Parmi les témoignages, l’actrice Corinne Masiero révèle pour la première fois l’inceste qu’elle a subi. Elle rappelle que le danger sexuel, généralement perçu comme étant extérieur à la sphère familiale, est en réalité aussi menaçant à l’intérieur. En effet, 80 % des violences sexuelles sur mineur.e.s sont commises au sein de la famille.
La réalité de l’inceste : un silence collectif destructeur
Entre les prises de parole de victimes, la réalisatrice confronte le public aux chiffres impressionnants de l’inceste : il toucherait 10 % de la population française. Comment expliquer le silence collectif face à un phénomène de cette ampleur ? Les témoignages décrivent tour à tour les mécanismes de manipulation mis en place par les agresseurs pour installer un sentiment de honte et de culpabilité dès l’enfance. Le silence de l’inceste n’est presque jamais brisé. Or, comment faire reposer la responsabilité de briser ce tabou sur les victimes quand elles en sont prises au piège ? Ici, l’objectif du documentaire est clair : il revient aussi à l’entourage, à la justice et la société d’apprendre à écouter. Ce film dit l’inceste, le public est enjoint à l’entendre.
Finalement, le documentaire décrit une société enfermée dans un déni de l’inceste. Après le mouvement #MeToo, la libération de la parole a gagné du terrain grâce au hashtag #MeTooInceste. Sur les réseaux sociaux, les témoignages se multiplient. Pourtant, le constat demeure le même : lors des agressions sexuelles, les mineurs tentent de parler et de demander de l’aide.

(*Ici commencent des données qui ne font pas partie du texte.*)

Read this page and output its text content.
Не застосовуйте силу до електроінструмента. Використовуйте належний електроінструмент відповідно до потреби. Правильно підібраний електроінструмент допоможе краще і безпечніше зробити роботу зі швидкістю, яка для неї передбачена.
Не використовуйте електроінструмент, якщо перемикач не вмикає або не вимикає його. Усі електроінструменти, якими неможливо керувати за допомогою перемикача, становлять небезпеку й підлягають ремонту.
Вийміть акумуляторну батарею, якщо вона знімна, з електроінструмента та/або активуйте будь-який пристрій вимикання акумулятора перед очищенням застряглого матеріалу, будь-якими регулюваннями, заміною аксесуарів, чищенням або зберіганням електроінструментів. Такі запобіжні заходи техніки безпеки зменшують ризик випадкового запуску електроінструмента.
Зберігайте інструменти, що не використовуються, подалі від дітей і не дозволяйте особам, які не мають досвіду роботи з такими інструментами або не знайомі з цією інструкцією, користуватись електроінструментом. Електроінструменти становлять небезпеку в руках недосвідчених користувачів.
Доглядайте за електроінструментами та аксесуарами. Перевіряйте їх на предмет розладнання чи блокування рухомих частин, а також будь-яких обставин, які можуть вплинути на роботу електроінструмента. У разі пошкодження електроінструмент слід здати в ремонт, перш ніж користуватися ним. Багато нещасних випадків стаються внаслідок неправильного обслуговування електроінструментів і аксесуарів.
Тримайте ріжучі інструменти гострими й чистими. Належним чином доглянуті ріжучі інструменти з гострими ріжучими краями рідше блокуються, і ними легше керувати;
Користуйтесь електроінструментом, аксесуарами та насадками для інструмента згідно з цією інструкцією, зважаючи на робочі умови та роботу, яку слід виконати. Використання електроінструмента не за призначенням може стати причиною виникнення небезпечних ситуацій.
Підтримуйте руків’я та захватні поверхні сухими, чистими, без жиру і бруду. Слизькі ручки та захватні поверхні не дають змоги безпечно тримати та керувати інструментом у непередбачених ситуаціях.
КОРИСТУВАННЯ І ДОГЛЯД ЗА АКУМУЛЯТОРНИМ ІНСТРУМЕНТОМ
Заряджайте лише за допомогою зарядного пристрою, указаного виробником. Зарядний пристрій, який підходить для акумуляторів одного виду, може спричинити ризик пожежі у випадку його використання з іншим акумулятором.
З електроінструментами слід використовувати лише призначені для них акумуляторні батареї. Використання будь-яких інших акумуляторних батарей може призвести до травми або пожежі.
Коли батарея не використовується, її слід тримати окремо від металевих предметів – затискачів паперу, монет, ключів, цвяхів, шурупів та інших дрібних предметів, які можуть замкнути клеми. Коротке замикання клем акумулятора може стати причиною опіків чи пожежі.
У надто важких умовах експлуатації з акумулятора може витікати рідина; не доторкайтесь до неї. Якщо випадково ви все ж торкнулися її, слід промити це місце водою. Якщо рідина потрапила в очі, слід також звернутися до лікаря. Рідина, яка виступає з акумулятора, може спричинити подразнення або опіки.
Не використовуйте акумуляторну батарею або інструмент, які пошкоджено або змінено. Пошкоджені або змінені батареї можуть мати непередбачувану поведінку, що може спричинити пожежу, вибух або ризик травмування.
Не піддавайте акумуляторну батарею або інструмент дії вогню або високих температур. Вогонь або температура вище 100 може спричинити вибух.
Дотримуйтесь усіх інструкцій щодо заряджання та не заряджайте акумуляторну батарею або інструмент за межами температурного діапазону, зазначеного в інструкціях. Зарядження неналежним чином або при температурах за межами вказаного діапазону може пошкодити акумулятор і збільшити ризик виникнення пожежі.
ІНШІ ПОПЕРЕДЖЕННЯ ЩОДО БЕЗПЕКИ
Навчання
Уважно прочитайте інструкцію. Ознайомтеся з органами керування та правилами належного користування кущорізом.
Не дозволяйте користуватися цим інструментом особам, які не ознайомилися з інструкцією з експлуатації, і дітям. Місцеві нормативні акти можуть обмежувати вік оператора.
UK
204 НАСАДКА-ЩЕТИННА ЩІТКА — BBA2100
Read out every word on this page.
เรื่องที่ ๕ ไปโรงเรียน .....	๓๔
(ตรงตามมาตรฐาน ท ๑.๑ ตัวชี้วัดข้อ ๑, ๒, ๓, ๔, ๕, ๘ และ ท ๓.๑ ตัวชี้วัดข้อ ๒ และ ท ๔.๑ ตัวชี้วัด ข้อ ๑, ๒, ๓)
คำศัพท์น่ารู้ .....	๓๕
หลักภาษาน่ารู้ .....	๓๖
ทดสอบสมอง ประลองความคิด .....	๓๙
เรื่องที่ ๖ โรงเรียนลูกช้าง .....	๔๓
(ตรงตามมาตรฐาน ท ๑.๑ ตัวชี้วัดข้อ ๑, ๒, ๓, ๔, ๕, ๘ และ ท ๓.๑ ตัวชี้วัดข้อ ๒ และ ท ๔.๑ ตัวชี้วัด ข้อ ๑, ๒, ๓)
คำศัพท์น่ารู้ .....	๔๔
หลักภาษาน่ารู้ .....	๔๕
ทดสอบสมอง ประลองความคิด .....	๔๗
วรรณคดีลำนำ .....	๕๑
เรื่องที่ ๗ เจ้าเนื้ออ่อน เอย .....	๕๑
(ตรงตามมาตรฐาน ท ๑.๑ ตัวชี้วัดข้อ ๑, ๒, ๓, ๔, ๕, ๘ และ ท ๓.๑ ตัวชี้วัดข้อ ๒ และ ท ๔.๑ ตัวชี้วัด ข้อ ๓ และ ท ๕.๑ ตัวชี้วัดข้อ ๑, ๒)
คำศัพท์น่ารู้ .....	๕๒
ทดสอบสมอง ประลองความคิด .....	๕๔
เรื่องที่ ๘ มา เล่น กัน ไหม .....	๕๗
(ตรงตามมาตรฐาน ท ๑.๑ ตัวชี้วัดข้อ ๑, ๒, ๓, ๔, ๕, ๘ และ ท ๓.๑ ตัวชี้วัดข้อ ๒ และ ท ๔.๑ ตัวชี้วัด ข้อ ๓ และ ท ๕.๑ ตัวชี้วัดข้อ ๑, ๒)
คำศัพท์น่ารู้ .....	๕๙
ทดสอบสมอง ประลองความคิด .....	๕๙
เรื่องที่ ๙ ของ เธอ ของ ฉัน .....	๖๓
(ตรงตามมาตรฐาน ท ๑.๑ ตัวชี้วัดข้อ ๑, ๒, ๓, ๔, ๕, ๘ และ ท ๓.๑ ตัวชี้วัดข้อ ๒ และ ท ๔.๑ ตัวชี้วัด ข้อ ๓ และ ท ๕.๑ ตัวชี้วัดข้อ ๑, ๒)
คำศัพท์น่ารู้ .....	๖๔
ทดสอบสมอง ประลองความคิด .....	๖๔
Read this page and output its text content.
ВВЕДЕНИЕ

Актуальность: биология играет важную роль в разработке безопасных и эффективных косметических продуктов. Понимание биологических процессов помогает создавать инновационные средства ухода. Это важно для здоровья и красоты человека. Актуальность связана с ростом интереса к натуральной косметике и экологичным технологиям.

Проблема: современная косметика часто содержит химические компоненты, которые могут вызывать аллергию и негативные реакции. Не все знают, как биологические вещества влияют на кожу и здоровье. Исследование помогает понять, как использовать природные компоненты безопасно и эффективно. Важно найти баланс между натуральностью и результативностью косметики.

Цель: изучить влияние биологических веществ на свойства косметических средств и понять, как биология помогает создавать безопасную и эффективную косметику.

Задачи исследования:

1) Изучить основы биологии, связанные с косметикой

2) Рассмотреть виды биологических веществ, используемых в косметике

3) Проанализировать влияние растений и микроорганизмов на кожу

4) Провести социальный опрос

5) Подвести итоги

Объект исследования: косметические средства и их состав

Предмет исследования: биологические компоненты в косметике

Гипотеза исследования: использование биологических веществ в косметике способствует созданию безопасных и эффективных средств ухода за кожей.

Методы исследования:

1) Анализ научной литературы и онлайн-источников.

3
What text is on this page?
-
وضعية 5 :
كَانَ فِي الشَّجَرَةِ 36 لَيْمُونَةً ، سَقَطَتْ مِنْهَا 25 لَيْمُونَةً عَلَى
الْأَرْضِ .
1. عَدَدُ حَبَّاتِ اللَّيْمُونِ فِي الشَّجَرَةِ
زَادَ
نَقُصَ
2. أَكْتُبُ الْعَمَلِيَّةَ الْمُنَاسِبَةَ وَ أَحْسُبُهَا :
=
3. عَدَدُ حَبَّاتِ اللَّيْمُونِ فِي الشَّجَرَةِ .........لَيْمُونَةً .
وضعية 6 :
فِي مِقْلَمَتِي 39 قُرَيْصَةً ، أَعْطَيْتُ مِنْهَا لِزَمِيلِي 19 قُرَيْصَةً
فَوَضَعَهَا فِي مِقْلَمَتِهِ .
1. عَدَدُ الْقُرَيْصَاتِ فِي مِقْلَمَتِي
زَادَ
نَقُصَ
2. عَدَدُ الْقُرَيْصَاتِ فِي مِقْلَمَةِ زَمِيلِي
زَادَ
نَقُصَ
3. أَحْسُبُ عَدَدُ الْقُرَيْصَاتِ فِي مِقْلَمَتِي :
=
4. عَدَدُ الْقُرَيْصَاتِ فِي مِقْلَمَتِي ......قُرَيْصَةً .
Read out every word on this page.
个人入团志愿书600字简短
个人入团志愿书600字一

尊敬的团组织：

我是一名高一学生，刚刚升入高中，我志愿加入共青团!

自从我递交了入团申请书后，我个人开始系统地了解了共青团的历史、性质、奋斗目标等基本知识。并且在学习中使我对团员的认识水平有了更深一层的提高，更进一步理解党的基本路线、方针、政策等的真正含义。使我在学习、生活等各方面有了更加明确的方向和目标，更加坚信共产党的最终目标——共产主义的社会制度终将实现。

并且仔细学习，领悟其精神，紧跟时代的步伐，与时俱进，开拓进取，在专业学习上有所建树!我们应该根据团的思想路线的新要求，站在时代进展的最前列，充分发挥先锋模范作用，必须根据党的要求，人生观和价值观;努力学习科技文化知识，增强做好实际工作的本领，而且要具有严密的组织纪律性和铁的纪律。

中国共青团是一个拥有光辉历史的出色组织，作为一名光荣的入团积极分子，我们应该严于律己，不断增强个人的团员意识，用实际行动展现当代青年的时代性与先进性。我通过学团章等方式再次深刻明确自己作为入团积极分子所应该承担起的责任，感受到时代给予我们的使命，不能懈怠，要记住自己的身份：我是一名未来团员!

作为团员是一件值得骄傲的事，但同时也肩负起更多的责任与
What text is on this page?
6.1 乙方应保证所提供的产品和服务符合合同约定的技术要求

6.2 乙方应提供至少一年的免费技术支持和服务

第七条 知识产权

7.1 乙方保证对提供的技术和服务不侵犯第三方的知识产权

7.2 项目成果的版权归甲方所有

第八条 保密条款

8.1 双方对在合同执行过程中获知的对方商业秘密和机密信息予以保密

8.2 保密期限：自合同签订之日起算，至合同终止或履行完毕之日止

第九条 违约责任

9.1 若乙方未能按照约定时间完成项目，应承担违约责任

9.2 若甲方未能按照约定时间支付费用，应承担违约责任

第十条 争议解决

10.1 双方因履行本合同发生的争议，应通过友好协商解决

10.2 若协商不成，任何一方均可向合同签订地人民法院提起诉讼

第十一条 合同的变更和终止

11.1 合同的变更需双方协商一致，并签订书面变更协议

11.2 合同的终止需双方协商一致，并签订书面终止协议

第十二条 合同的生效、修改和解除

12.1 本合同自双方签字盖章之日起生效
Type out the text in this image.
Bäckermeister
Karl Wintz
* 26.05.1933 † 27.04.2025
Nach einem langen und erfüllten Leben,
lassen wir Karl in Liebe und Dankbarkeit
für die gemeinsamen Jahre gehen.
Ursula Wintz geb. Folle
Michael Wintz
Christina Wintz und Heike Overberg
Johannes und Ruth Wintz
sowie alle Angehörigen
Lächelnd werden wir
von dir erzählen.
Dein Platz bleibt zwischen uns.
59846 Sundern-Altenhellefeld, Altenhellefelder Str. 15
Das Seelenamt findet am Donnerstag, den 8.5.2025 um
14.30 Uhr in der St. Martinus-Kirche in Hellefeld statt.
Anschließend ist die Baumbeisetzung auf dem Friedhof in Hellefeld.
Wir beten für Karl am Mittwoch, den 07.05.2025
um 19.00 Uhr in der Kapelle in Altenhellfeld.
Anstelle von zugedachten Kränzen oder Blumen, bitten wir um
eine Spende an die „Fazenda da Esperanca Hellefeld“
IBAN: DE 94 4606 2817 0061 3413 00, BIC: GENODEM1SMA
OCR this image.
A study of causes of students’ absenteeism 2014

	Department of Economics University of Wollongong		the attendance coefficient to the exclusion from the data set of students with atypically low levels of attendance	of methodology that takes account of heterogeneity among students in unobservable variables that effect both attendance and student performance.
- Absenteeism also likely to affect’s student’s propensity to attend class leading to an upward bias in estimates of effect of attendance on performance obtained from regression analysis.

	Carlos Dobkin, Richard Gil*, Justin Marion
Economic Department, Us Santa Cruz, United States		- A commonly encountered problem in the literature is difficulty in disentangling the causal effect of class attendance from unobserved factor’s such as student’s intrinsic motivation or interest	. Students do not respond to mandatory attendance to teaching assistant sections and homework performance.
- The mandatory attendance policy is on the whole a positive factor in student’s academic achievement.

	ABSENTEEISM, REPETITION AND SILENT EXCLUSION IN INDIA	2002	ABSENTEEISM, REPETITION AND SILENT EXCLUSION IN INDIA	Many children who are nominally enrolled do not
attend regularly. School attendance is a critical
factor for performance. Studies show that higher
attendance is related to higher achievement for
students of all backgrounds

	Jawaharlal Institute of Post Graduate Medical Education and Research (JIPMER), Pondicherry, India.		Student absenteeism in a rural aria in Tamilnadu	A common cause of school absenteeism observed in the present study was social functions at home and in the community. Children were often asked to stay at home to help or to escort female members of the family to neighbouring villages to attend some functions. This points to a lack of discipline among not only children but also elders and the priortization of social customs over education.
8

Mais si les signes de détresse sont visibles, le mineur n’est presque jamais entendu. Cet aveuglement collectif fait perdurer les actes de violence, pousse ainsi la victime à se renfermer sur elle-même et empêche toute réparation psychologique ou juridique.
Se relever après l’inceste
Face à l’adulte incesteur, l’enfant est paralysé et terrifié, parfois jusqu’à l’amnésie traumatique. Ce mécanisme psychologique de défense provoque un enfouissement partiel ou total des souvenirs des agressions. L’amnésie peut durer des décennies et provoquer une souffrance diffuse que la conscience ne parvient pas à comprendre ni à supporter. Lorsque les souvenirs remontent à la conscience, les victimes vivent alors une deuxième onde de choc, des années après celui de l’agression sexuelle. Parmi les témoignages récoltés par Andrea Rawlins-Gaston, beaucoup racontent leur parcours thérapeutique pour vaincre l’amnésie traumatique et apprivoiser ces souvenirs insupportables.
Devant la caméra, les sept victimes retracent leur combat pour parvenir à une reconstruction personnelle. Mais après des années d’inceste, les conséquences psychologiques sont désastreuses. Tous, sans exception, sont tombés en dépression. Certains évoquent des tentatives de suicide, des addictions à l’alcool ou à la drogue, des modes de vie destructeurs, mais surtout une souffrance profonde et une honte persistante.
Inceste, le dire et l’entendre est un documentaire édifiant sur le pouvoir libérateur de la parole et le devoir d’écoute. Ce film d’utilité publique est à voir et à revoir sur france.tv.